The government's budget deficit swelled to 4.2% of gross domestic product in the 12 months through the end of November 30, putting it way above the ceiling set months ago by the cabinet, the Finance Ministry said on Wednesday.
The NIS 39.1 billion in overspending means the deficit is nearly a full percentage point above the 3.4% deficit target for 2012, and more than double the original ceiling envisioned when the Knesset approved the budget last year.
Government spending is expected to grow by 8.3% for the year, well above the target of 4.9%. Meanwhile, as economic growth has slowed this year, the Finance Ministry has lowered its projected tax revenue for the full year to NIS 221 billion, but now it appears Finance Minister Yuval Steinitz will not be able to meet the target. And the ministry's revised forecast for tax receipts between January and November was NIS 3.3 billion higher than what the state received.
Although the cabinet took measures over the summer to raise revenues and cut spending, Israel's fiscal woes have become so severe that Prime Minister Benjamin Netanyahu's government failed to find a coalition majority to approve a 2013 budget and opted for elections instead.
As a result, an austerity budget will automatically go into effect January 1 under a law that requires the government to operate according to its 2012 fiscal framework. Consequently, the Tel Aviv Stock Exchange largely shrugged off the news and government bond prices remained steady. "There was a decline in tax receipts in November because of the war," a senior source in the capital markets added, "and the market expects that in December the collection figures will correct themselves and Israel will get back on track."
The source noted that since the country will start the year without a 2013 state budget and operate instead on the basis of the 2012 budget figures, this will also rein in spending.
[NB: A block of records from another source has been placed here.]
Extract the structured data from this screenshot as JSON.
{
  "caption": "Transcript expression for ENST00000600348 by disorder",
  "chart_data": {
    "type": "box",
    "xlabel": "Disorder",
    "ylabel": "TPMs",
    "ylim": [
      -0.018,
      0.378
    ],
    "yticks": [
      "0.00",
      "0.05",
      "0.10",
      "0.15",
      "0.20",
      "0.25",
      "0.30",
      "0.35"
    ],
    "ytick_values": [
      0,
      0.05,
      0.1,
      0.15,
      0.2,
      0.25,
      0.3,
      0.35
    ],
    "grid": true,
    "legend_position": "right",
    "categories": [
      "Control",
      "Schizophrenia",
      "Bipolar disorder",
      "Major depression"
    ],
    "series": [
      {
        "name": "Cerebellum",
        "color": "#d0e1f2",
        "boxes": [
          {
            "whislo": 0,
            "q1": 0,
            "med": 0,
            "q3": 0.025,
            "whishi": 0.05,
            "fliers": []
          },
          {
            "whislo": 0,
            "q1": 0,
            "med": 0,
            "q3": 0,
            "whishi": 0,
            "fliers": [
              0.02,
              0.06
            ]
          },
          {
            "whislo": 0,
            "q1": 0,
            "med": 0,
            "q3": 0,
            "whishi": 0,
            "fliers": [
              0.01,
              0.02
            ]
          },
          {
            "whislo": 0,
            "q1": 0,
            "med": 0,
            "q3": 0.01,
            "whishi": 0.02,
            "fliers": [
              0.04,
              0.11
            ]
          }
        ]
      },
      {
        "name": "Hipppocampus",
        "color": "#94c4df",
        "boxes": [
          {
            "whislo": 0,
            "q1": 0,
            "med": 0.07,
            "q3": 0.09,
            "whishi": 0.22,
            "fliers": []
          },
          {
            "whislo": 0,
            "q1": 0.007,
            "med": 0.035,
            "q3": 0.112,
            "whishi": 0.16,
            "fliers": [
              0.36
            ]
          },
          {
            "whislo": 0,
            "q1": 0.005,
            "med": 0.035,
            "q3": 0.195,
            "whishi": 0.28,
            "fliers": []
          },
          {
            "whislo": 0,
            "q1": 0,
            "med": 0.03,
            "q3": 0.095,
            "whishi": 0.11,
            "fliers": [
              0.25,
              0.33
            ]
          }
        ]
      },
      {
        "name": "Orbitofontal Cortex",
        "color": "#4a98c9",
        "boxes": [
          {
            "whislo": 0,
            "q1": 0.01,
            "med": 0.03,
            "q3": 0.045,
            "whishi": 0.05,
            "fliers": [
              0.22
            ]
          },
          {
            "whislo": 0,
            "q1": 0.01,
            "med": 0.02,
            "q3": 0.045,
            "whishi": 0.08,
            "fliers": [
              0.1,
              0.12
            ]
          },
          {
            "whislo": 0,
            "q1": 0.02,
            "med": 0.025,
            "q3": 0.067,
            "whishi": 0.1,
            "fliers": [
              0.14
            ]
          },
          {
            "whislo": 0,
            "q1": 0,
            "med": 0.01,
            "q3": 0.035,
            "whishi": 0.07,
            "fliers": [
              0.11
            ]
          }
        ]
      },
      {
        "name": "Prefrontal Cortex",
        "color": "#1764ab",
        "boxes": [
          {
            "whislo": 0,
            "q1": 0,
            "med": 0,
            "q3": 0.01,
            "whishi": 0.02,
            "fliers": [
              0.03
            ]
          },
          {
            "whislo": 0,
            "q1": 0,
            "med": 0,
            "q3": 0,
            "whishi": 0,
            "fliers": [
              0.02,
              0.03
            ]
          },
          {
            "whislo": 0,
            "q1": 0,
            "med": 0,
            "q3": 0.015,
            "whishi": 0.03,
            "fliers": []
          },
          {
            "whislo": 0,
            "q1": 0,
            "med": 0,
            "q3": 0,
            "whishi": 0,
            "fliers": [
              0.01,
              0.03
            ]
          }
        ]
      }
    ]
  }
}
The deficit for November alone was about NIS 3 billion, and state tax revenues for the month were 2.2% lower, after correcting for inflation, than they were in November of last year. The major reason that November tax revenues fell short of the forecast was an 11.7% decline in indirect taxes such as value- added tax and customs duties, total receipts for which were NIS 8.3 billion for the month. The drop was caused by weaker revenues from import taxes, apparently due to the rocketing in areas of the south last month, and the Pillar of Defense military operation in Gaza that the Israel Defense Forces launched.
The state took in NIS 17.4 billion in taxes last month, which was lower than the ministry's projections. At NIS 200 billion, tax revenue for the first 11 months of this year is actually 1.7% higher than for the comparable period last year, but short of projections.
November's revenue from direct taxes, which is mainly income tax, came in at NIS 8.6 billion, which in real terms was 9.2% higher than November of last year and for the first 11 months of 2012, direct tax receipts were about NIS 98 billion, which is 2.4% more than the same period last year. As noted, however, direct taxes - at least when corrected for inflation - declined for the month.